The worst rail delays in more than a decade are impeding crop shipments in the Midwest, causing grain-storage facilities to fill up and sending prices for corn, soybean, and soybean meal up sharply, according to The Wall Street Journal.

Congestion on railroad networks, now threatening to extend into a second year in the U.S. Farm Belt, is forcing some buyers to purchase additional soybean meal, used mainly in animal feed, to ensure a steady supply, analysts said. That helped push futures prices up 11 percent in the past week. And, soybeans and corn both jumped by around 7 percent as livestock and poultry operations in the eastern United States rushed to avoid feed shortages and speculators bid up the price of the commodities related to soy meal, analysts said.

“It’s panic buying,” says Charlie Sernatinger, global head of grain futures at brokerage ED&F Man Capital Markets in Chicago. “You have to feed these animals.”  The delays—the worst for the agriculture industry since 2002, according to U.S. Agriculture Department officials—have slowed business for grain companies in the upper Midwest that ship crops to customers who process them into feed and other products or export them overseas.

Analysts worry that unless railroad congestion abates, soybean-meal futures prices could march higher in the weeks ahead, potentially lifting some consumer prices for meat and other animal products.

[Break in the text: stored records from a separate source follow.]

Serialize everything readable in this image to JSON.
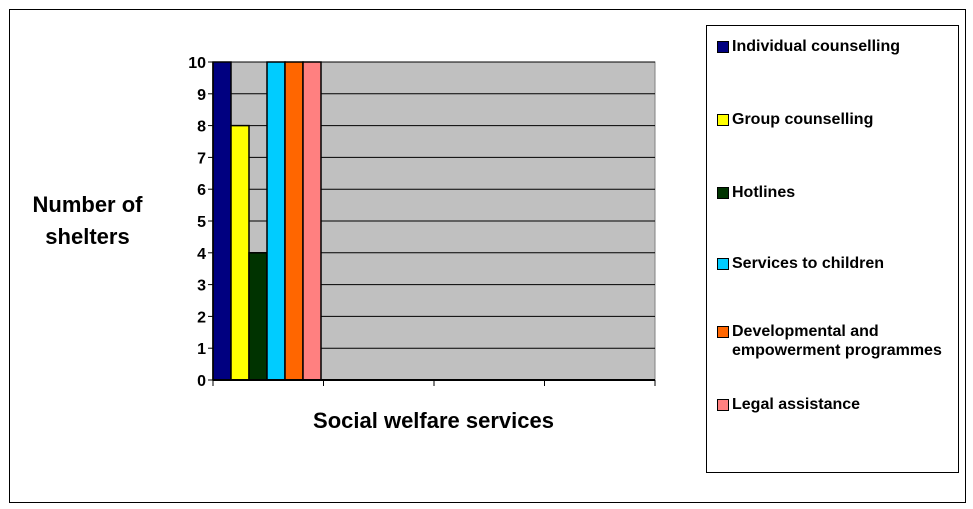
{
  "chart_data": {
    "type": "bar",
    "title": "",
    "xlabel": "Social welfare services",
    "ylabel": "Number of shelters",
    "ylim": [
      0,
      10
    ],
    "yticks": [
      "0",
      "1",
      "2",
      "3",
      "4",
      "5",
      "6",
      "7",
      "8",
      "9",
      "10"
    ],
    "grid": true,
    "legend_position": "right",
    "plot_background": "#c0c0c0",
    "series": [
      {
        "name": "Individual counselling",
        "value": 10,
        "color": "#000080"
      },
      {
        "name": "Group counselling",
        "value": 8,
        "color": "#ffff00"
      },
      {
        "name": "Hotlines",
        "value": 4,
        "color": "#003300"
      },
      {
        "name": "Services to children",
        "value": 10,
        "color": "#00ccff"
      },
      {
        "name": "Developmental and empowerment programmes",
        "value": 10,
        "color": "#ff6600"
      },
      {
        "name": "Legal assistance",
        "value": 10,
        "color": "#ff8080"
      }
    ]
  }
}
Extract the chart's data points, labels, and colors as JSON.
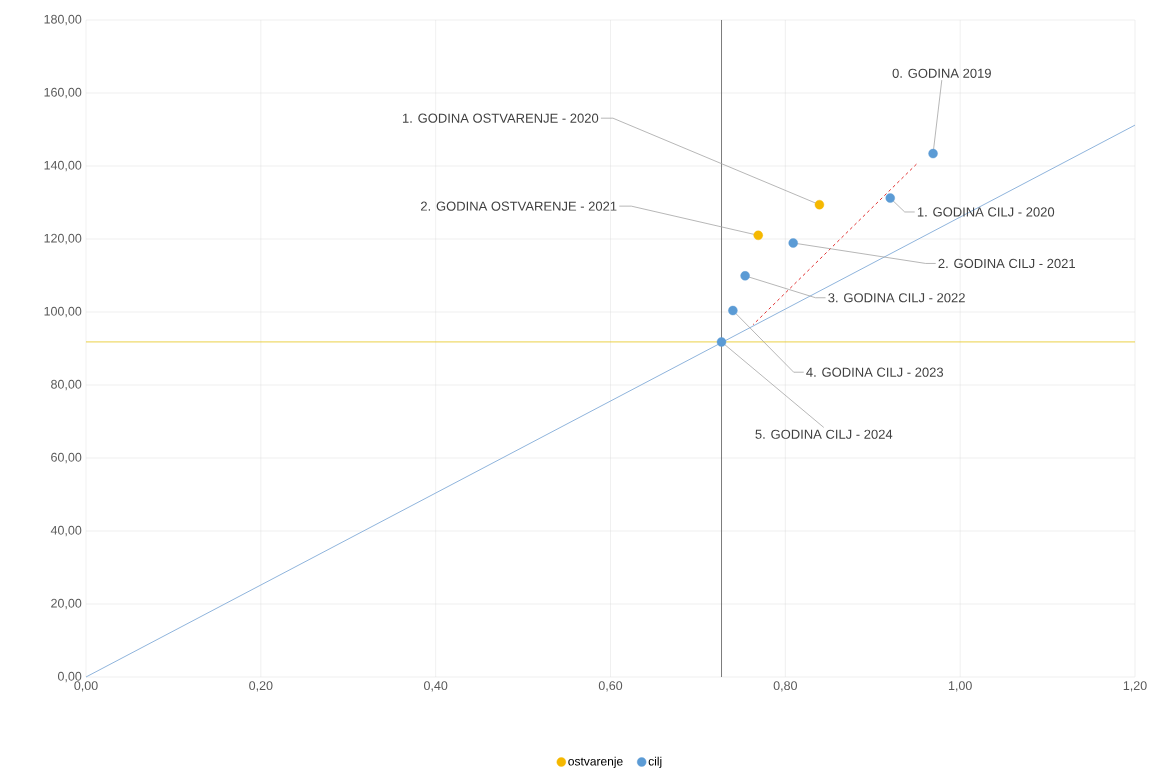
{
  "chart_data": {
    "type": "scatter",
    "xlim": [
      0,
      1.2
    ],
    "ylim": [
      0,
      180
    ],
    "xticks": [
      {
        "value": 0,
        "label": "0,00"
      },
      {
        "value": 0.2,
        "label": "0,20"
      },
      {
        "value": 0.4,
        "label": "0,40"
      },
      {
        "value": 0.6,
        "label": "0,60"
      },
      {
        "value": 0.8,
        "label": "0,80"
      },
      {
        "value": 1.0,
        "label": "1,00"
      },
      {
        "value": 1.2,
        "label": "1,20"
      }
    ],
    "yticks": [
      {
        "value": 0,
        "label": "0,00"
      },
      {
        "value": 20,
        "label": "20,00"
      },
      {
        "value": 40,
        "label": "40,00"
      },
      {
        "value": 60,
        "label": "60,00"
      },
      {
        "value": 80,
        "label": "80,00"
      },
      {
        "value": 100,
        "label": "100,00"
      },
      {
        "value": 120,
        "label": "120,00"
      },
      {
        "value": 140,
        "label": "140,00"
      },
      {
        "value": 160,
        "label": "160,00"
      },
      {
        "value": 180,
        "label": "180,00"
      }
    ],
    "grid": true,
    "legend": "bottom",
    "series": [
      {
        "name": "ostvarenje",
        "color": "#f5b800",
        "x": [
          0.839,
          0.769
        ],
        "values": [
          129.4,
          121.0
        ]
      },
      {
        "name": "cilj",
        "color": "#5b9bd5",
        "x": [
          0.969,
          0.92,
          0.809,
          0.754,
          0.74,
          0.727
        ],
        "values": [
          143.4,
          131.2,
          118.9,
          109.9,
          100.4,
          91.8
        ]
      },
      {
        "type": "line",
        "color": "#8fb4dc",
        "x": [
          0,
          1.2
        ],
        "values": [
          0,
          151.2
        ]
      },
      {
        "type": "line",
        "color": "#e03030",
        "line_style": "dashed",
        "x": [
          0.95,
          0.763
        ],
        "values": [
          140.5,
          96.5
        ]
      }
    ],
    "ref_lines": [
      {
        "axis": "x",
        "value": 0.727,
        "color": "#595959"
      },
      {
        "axis": "y",
        "value": 91.8,
        "color": "#e6c619"
      }
    ],
    "annotations": [
      {
        "text": "0. GODINA 2019",
        "x": 0.969,
        "y": 143.4
      },
      {
        "text": "1. GODINA OSTVARENJE - 2020",
        "x": 0.839,
        "y": 129.4
      },
      {
        "text": "1. GODINA CILJ - 2020",
        "x": 0.92,
        "y": 131.2
      },
      {
        "text": "2. GODINA OSTVARENJE - 2021",
        "x": 0.769,
        "y": 121.0
      },
      {
        "text": "2. GODINA CILJ - 2021",
        "x": 0.809,
        "y": 118.9
      },
      {
        "text": "3. GODINA CILJ - 2022",
        "x": 0.754,
        "y": 109.9
      },
      {
        "text": "4. GODINA CILJ - 2023",
        "x": 0.74,
        "y": 100.4
      },
      {
        "text": "5. GODINA CILJ - 2024",
        "x": 0.727,
        "y": 91.8
      }
    ]
  }
}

For farmers who are able to ship their crops, last week’s commodity-price run-up offered a chance to sell at higher prices after an extended period of decline. Abundant summer rain this year nurtured what is projected to be the biggest U.S. corn and soybean crops in history, which has hammered prices. Even after last week’s surge, corn futures are down 11 percent since the start of the year at the Chicago Board of Trade. Soybean futures are down 20 percent.

The rail snarls will cut grain-trading volumes to 8 million to 10 million bushels at Oahe this year, from 12 million to 15 million in a typical year, Mr. Luken said.

The transport problems are caused by several factors: Rail companies are experiencing an overall rise in demand to move goods, including consumer goods, crude oil from the shale fields of the upper Midwest, as well as increased grain from two years of bumper crops. Last year, an unusually harsh winter compounded problems by forcing shippers to run shorter, slower trains.

That overflowing demand has lifted profits for railroad companies such as BNSF Railway, owned by Warren Buffett ’s Berkshire Hathaway, Inc., and Canadian Pacific Railway Ltd., the two primary railroads serving the upper Midwest. Canadian Pacific shares have soared 37 percent this year, while rival railroads CSX Corp. and Norfolk Southern Corp. have climbed 24 percent and 19 percent, respectively. Rail companies have claimed progress in easing bottlenecks. BNSF earmarked $1 billion for expanded capacity along its northern U.S. tracks this year. “We’re delivering consistently better performance than we did last year,” said John Miller, BNSF’s vice president of agricultural products, who said the biggest factor influencing grain shipment speeds this fall is the scale of the crop to be moved, rather than rail congestion.